Location: Food and Feed Safety Research
Project Number: 6054-42000-027-006-S
Project Type: Non-Assistance Cooperative Agreement
Start Date: Sep 3, 2023
End Date: Sep 2, 2025
Objective:
Identify and quantify corn kernels contaminated with aflatoxin-producing fungi, using non-destructive hyperspectral imaging systems for elimination from food supply. Produce spectral libraries for fungus alone and corn kernels infected with the fungus. Determine spectral differences between resistant and susceptible corn varieties to aflatoxin contamination and infected and uninfected corn kernels with aflatoxin producing fungi. Develop rapid, non-destructive hyperspectral and multispectral imaging methodology to measure fungal growth and aflatoxins and spectral signatures associated with traits for resistance to fungal infection and aflatoxin contamination in corn kernels.
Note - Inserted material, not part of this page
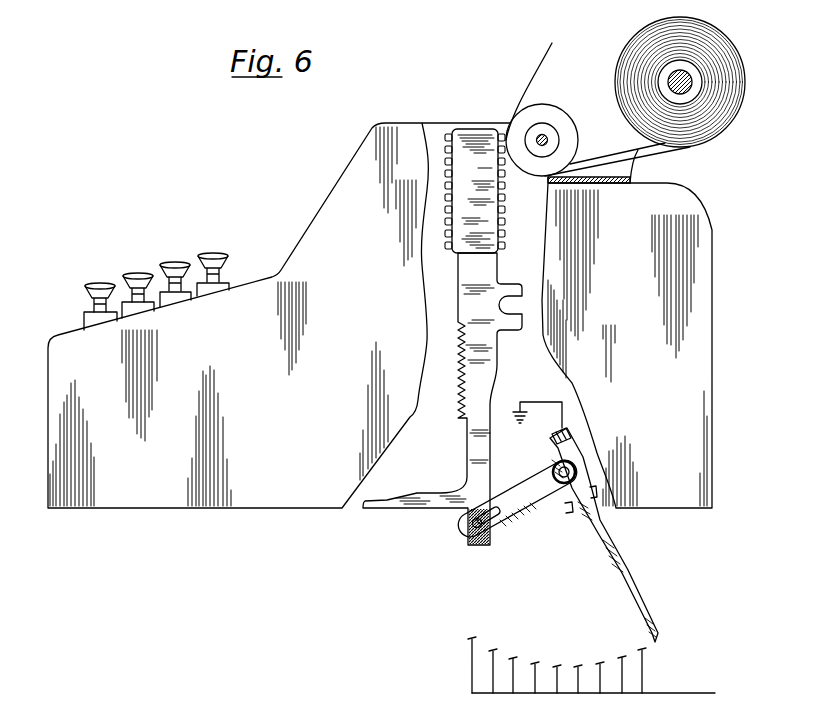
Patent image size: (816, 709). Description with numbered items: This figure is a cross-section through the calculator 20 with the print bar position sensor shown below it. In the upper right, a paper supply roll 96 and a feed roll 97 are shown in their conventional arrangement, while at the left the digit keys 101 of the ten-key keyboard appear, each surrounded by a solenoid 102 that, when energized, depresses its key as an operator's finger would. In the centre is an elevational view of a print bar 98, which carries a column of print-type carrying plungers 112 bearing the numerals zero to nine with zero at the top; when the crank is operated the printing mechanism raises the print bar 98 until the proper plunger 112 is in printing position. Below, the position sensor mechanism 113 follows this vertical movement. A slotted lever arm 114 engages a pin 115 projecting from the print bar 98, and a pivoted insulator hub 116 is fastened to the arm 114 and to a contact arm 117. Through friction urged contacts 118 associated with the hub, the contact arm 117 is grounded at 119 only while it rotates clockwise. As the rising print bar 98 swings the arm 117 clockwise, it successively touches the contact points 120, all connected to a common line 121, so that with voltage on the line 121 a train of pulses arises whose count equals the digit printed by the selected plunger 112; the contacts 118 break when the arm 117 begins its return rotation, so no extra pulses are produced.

Test systems’ effectiveness in identification of contaminated kernels under laboratory and field situations.
Approach:
Different corn varieties lab and/or field-infected with aflatoxin-producing and non-producing fungi will be collected and imaged using tabletop hyperspectral scanning imaging systems including fluorescence, visible/near infrared (VIS/NIR), shortwave near infrared (SWIR), and Raman. Infected kernels will be spectrally analyzed to determine differences in fungal infection captured by each system. Cultures of different aflatoxin-producing and non-producing fungi will also be imaged, and the spectral fingerprints will be collected and added to our existing "spectral library" of the different strains of fungi. These data will be used to determine if hyperspectral imaging can then be used to differentiate and possibly quantitate the varying fungal strains and/or their aflatoxin production both in pure fungal culture and in fungally infected kernels of different corn varieties. Techniques also will be investigated during ongoing experiments to determine the best imaging environment to accomplish hyperspectral and multispectral analyses, such as type and direction of lighting, automated multispectral-based detection, for different wavelength ranges. Once appropriate algorithms are developed, the imaging systems will be tested under various laboratory and field experimental conditions to determine the efficacy of the imaging systems.